Evaluating Pain in Orthopedic Patients: Can the Visual Analog Scale be used as a Long-term Outcome Instrument?
|Noback PC*, Cuellar DO, Lombardi JM, Swart EF and Rosenwasser MP|
|Department of Trauma, Trauma Training Center, Columbia University Medical Center, NY, USA|
|Corresponding Author :||Noback PC
Trauma Training Center, Columbia University Medical Center
622 West, 168th Street, NY, USA
E-mail: [email protected]
|Received March 20, 2015; Accepted May 15, 2015; Published May 18, 2015|
|Citation: Noback PC, Cuellar DO, Lombardi JM, Swart EF, Rosenwasser MP (2015) Evaluating Pain in Orthopedic Patients: Can the Visual Analog Scale be used as a Long-term Outcome Instrument?. J Pain Relief 4:182. doi: 10.4172/2167-0846.1000182|
|Copyright: © 2015 Noback PC, et al., This is an open-access article distributed under the terms of the Creative Commons Attribution License, which permits unrestricted use, distribution, and reproduction in any medium, provided the original author and source are credited.|
Study background: An analysis of the relationship between visual analog scale (VAS) pain scores and Likert pain scores over a period of up to a year in patients who sustained a distal radius fracture (DRF) in order to assess the reliability of using a VAS pain score as a long-term outcome instrument. Methods: Retrospective review was performed of prospectively collected data on all DRF's treated at our institution from 2010-2012 with consented patients. At the initial and each follow-up visit, patients indicated their level of injured extremity pain at rest by using a VAS (VAS-Rest) and when actively using the extremity (VAS-Active). At followup visits, patients completed a question asking what their perceived change in injured wrist pain was since their last orthopedic visit. This "Change in Pain" (CP) question consisted of a five-level Likert item. Patients' clinic visits were grouped into independent data sets consisting of 3 data points (VAS-Rest, VAS-Active, and CP score).
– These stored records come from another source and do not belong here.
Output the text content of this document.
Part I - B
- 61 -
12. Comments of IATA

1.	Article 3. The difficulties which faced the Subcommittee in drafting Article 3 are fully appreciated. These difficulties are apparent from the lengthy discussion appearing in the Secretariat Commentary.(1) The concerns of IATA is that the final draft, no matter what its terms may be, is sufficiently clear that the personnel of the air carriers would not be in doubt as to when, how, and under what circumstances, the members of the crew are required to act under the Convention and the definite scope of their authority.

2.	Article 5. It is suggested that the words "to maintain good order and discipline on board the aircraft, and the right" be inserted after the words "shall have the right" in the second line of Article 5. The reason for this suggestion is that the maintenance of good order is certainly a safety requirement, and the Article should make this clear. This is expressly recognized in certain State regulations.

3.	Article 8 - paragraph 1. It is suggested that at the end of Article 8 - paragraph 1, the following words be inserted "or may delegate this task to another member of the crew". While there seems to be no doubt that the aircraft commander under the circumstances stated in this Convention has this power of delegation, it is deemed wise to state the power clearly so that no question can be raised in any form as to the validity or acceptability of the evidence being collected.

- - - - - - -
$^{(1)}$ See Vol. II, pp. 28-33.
Incomplete data sets were excluded. The difference in VAS pain scores between consecutive visits and the CP score were compared using Spearman's correlation coefficient and linear regression analysis. Results: A total of 74 DRF patients and 119 complete two-visit data sets were included in the study. CP scores and VAS-pain scores were collected at periods of two weeks, four weeks, six weeks, eight weeks, three months, six months, and one year post treatment. Spearman's correlation coefficients between VAS pain scores and patients' CP score were minimal (r<0.3). Linear regression analysis showed a weak relationship between VAS pain scores and CP scores. Conclusion: Although VAS pain scores play a vital role in assessing pain in the short-term setting, the VAS seems to be a poor instrument for comparing treatment outcomes of long-term orthopedic interventions. Multi-dimensional pain questionnaires may be preferable for assessing long-term orthopedic outcomes.